Little is known regarding the effects of perinatal brain injury on reading ability in later life. Previous studies have shown that at school age, perinatal brain injuries, such as intraventricular hemorrhage, ventriculomegaly, and periventricular leukomalacia, are significant risk factors for lower academic skills (including reading performance) in extremely low birth weight children, independent of gestational age[19,20]. However, this study did not conduct further analysis of the relationship between the affected brain region and impaired reading ability. Recently, we reported a three-case series of Japanese preterm-born school-aged children with Hiragana-reading deficits. Their reading deficit was strongly suspected to be related to decoding impairment due to perinatal brain injury, specifically periventricular leukomalacia in the parietotemporal region[10]. In contrast, a case report of a girl with periventricular leukomalacia described the possibility of neuroplasticity in young children. The patient’s reading and phonological processing skills were spared, although her arcuate fasciculi were destroyed. Based on findings of multiple analyses of diffusion tensor imaging, it was speculated that her spared skills were related to other intact white matter tracts[13]. Our case findings add that perinatal injury in the parietotemporal area is a risk factor for decoding impairment, even in children born at term, while neuroplasticity may modify their outcomes.
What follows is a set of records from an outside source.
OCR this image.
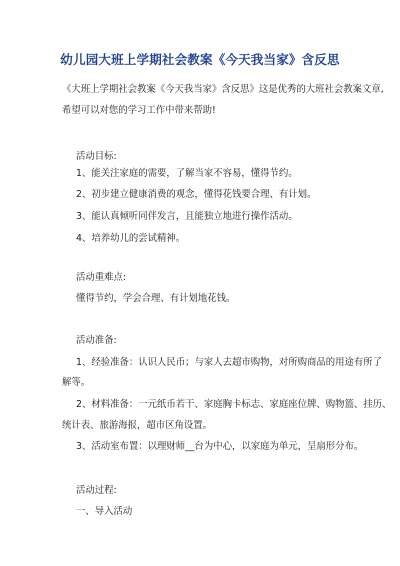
幼儿园大班上学期社会教案《今天我当家》含反思
《大班上学期社会教案《今天我当家》含反思》这是优秀的大班社会教案文章,
希望可以对您的学习工作中带来帮助!
活动目标:
1、能关注家庭的需要，了解当家不容易，懂得节约。
2、初步建立健康消费的观念，懂得花钱要合理、有计划。
3、能认真倾听同伴发言，且能独立地进行操作活动。
4、培养幼儿的尝试精神。
活动重难点:
懂得节约，学会合理、有计划地花钱。
活动准备:
1、经验准备：认识人民币；与家人去超市购物，对所购商品的用途有所了
解等。
2、材料准备：一元纸币若干、家庭胸卡标志、家庭座位牌、购物篮、挂历、
统计表、旅游海报，超市区角设置。
3、活动室布置：以理财师__台为中心，以家庭为单元，呈扇形分布。
活动过程:
一、导入活动
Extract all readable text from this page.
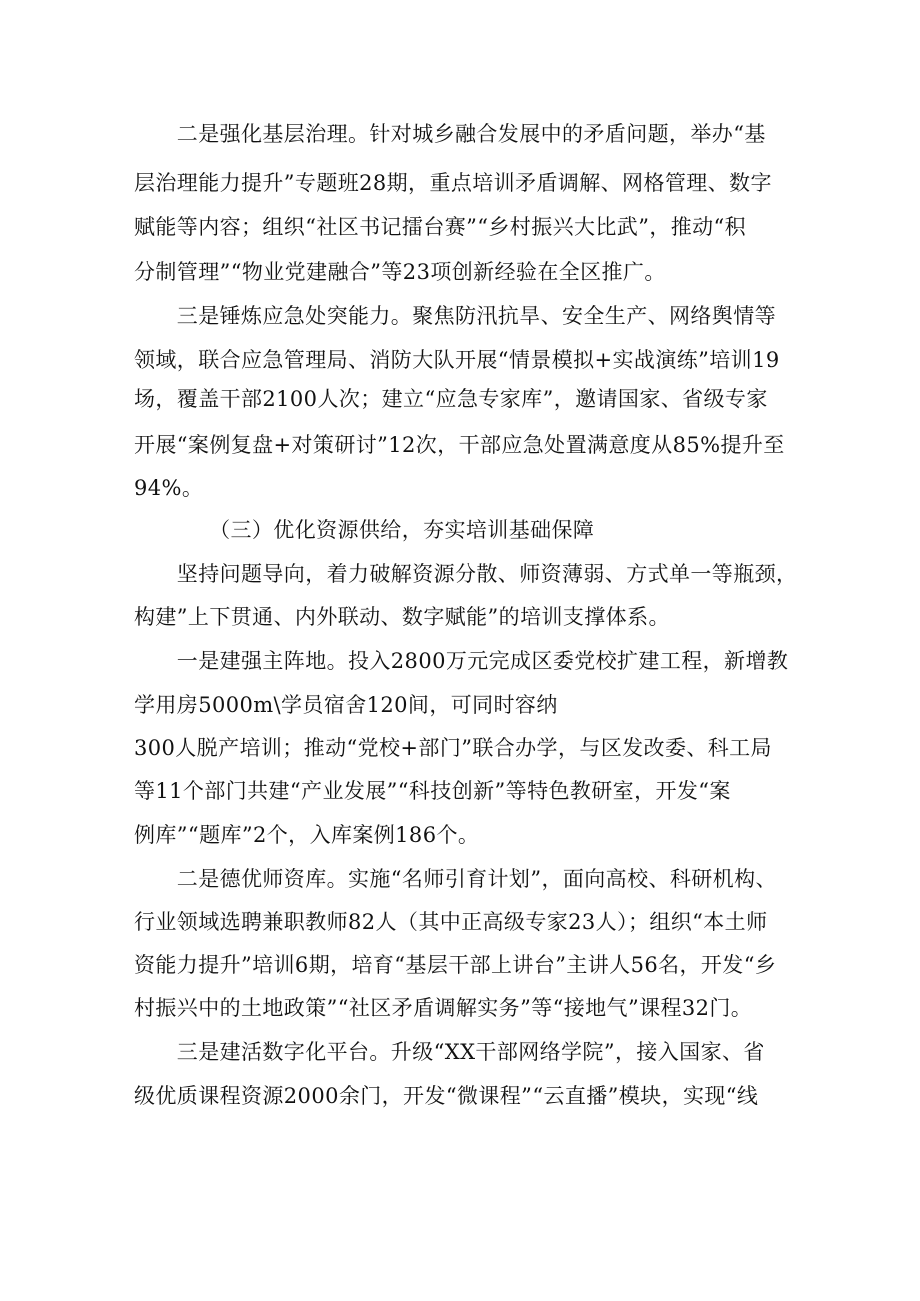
　　二是强化基层治理。针对城乡融合发展中的矛盾问题，举办“基
层治理能力提升”专题班28期，重点培训矛盾调解、网格管理、数字
赋能等内容；组织“社区书记擂台赛”“乡村振兴大比武”，推动“积
分制管理”“物业党建融合”等23项创新经验在全区推广。
　　三是锤炼应急处突能力。聚焦防汛抗旱、安全生产、网络舆情等
领域，联合应急管理局、消防大队开展“情景模拟+实战演练”培训19
场，覆盖干部2100人次；建立“应急专家库”，邀请国家、省级专家
开展“案例复盘+对策研讨”12次，干部应急处置满意度从85%提升至
94%。
　　　　（三）优化资源供给，夯实培训基础保障
　　坚持问题导向，着力破解资源分散、师资薄弱、方式单一等瓶颈，
构建”上下贯通、内外联动、数字赋能”的培训支撑体系。
　　一是建强主阵地。投入2800万元完成区委党校扩建工程，新增教
学用房5000m\学员宿舍120间，可同时容纳
300人脱产培训；推动“党校+部门”联合办学，与区发改委、科工局
等11个部门共建“产业发展”“科技创新”等特色教研室，开发“案
例库”“题库”2个，入库案例186个。
　　二是德优师资库。实施“名师引育计划”，面向高校、科研机构、
行业领域选聘兼职教师82人（其中正高级专家23人）；组织“本土师
资能力提升”培训6期，培育“基层干部上讲台”主讲人56名，开发“乡
村振兴中的土地政策”“社区矛盾调解实务”等“接地气”课程32门。
　　三是建活数字化平台。升级“XX干部网络学院”，接入国家、省
级优质课程资源2000余门，开发“微课程”“云直播”模块，实现“线
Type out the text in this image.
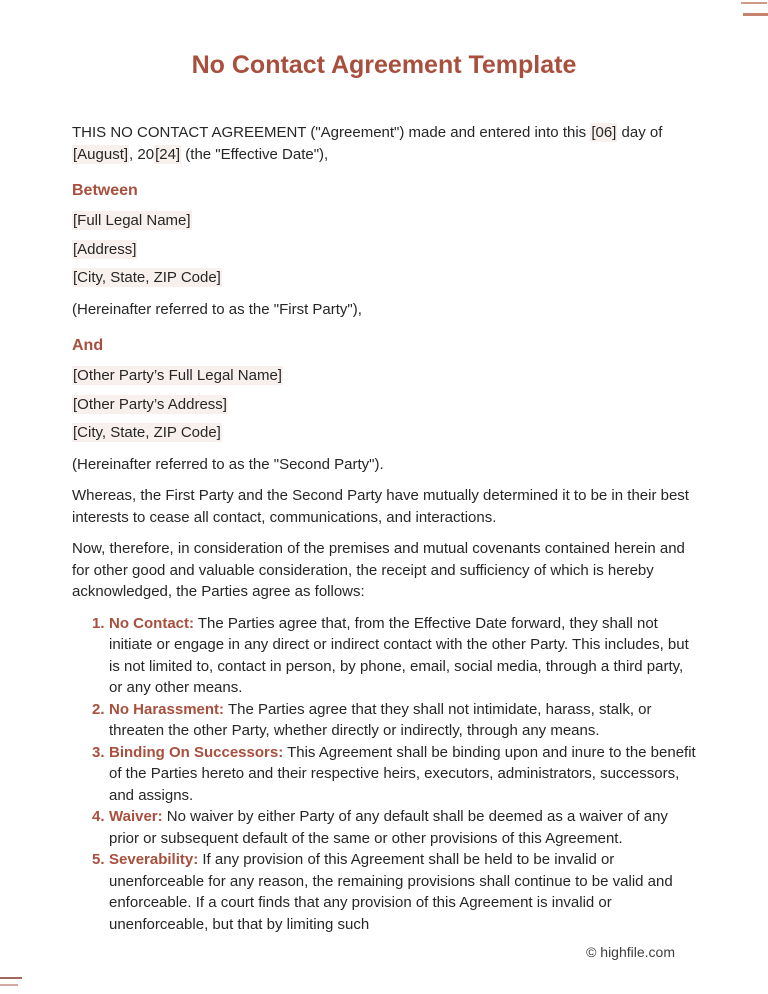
No Contact Agreement Template

THIS NO CONTACT AGREEMENT ("Agreement") made and entered into this [06] day of [August], 20[24] (the "Effective Date"),

Between

[Full Legal Name]

[Address]

[City, State, ZIP Code]

(Hereinafter referred to as the "First Party"),

And

[Other Party’s Full Legal Name]

[Other Party’s Address]

[City, State, ZIP Code]

(Hereinafter referred to as the "Second Party").

Whereas, the First Party and the Second Party have mutually determined it to be in their best interests to cease all contact, communications, and interactions.

Now, therefore, in consideration of the premises and mutual covenants contained herein and for other good and valuable consideration, the receipt and sufficiency of which is hereby acknowledged, the Parties agree as follows:

1. No Contact: The Parties agree that, from the Effective Date forward, they shall not initiate or engage in any direct or indirect contact with the other Party. This includes, but is not limited to, contact in person, by phone, email, social media, through a third party, or any other means.
2. No Harassment: The Parties agree that they shall not intimidate, harass, stalk, or threaten the other Party, whether directly or indirectly, through any means.
3. Binding On Successors: This Agreement shall be binding upon and inure to the benefit of the Parties hereto and their respective heirs, executors, administrators, successors, and assigns.
4. Waiver: No waiver by either Party of any default shall be deemed as a waiver of any prior or subsequent default of the same or other provisions of this Agreement.
5. Severability: If any provision of this Agreement shall be held to be invalid or unenforceable for any reason, the remaining provisions shall continue to be valid and enforceable. If a court finds that any provision of this Agreement is invalid or unenforceable, but that by limiting such
© highfile.com
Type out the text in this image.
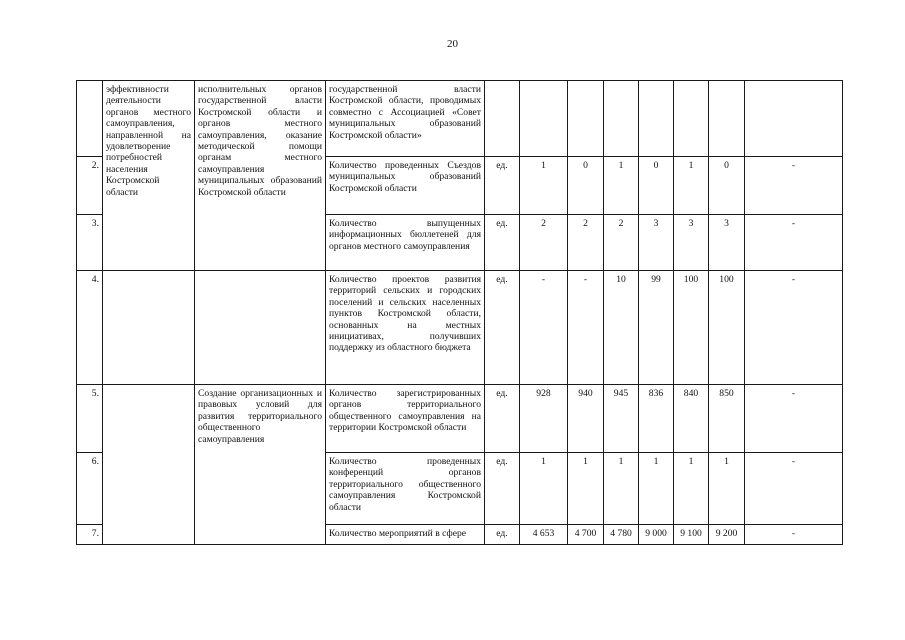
20
	эффективности деятельности органов местного самоуправления, направленной на удовлетворение потребностей населения Костромской области	исполнительных органов государственной власти Костромской области и органов местного самоуправления, оказание методической помощи органам местного самоуправления муниципальных образований Костромской области	государственной власти Костромской области, проводимых совместно с Ассоциацией «Совет муниципальных образований Костромской области»								
2.			Количество проведенных Съездов муниципальных образований Костромской области	ед.	1	0	1	0	1	0	-
3.			Количество выпущенных информационных бюллетеней для органов местного самоуправления	ед.	2	2	2	3	3	3	-
4.			Количество проектов развития территорий сельских и городских поселений и сельских населенных пунктов Костромской области, основанных на местных инициативах, получивших поддержку из областного бюджета	ед.	-	-	10	99	100	100	-
5.		Создание организационных и правовых условий для развития территориального общественного самоуправления	Количество зарегистрированных органов территориального общественного самоуправления на территории Костромской области	ед.	928	940	945	836	840	850	-
6.			Количество проведенных конференций органов территориального общественного самоуправления Костромской области	ед.	1	1	1	1	1	1	-
7.			Количество мероприятий в сфере	ед.	4 653	4 700	4 780	9 000	9 100	9 200	-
Other factors may have affected the patient’s reading ability. First, his impaired cerebral visual perception might have affected his reading speed. Poor decoding skills and phonological awareness are recognized as typical characteristics of dyslexia, even in Japanese Hiragana readers[9,21]. However, cerebral visual impairment may affect reading ability when a visual attentional disorder or simultanagnosia are present, as well as when vision clarity, the visual field, or the ability to recognize the spelling materials are impaired[22]. We did not investigate the presence of a visual attentional skill disorder or simultanagnosia in our patient. However, it should be noted that our patient had adequate skill to recognize Hiragana letters, while his phonological awareness was poor. Second, we did not test his naming-speed skills, such as rapid automatized naming tasks. Naming-speed skill is an important factor that affects decoding fluency, reduction of which may affect reading ability even in Japanese Hiragana users[23,24]. Third, we did not exclude the possibility of spontaneous learning disorders. Finally, we did not compare his reading speed with that of full scale intelligence quotient-matched children or with those with a similar perceptual reasoning index or processing speed index. His borderline full scale intelligence quotient score may have affected his reading speed or mora reversal test results; however, this effect may be limited because a recent study has shown no difference in Hiragana non-word fluency reading scores among Japanese students with dyslexia with normal or borderline intelligence quotient[25].
School-age survivors of neonatal encephalopathy in the posterior region, involving the parietotemporal area, may be at risk of impaired reading ability even when their ophthalmologic findings are spared. Thorough assessments, including ophthalmological evaluation, psychological tests, and reading tests, are required to assess any educational support needs.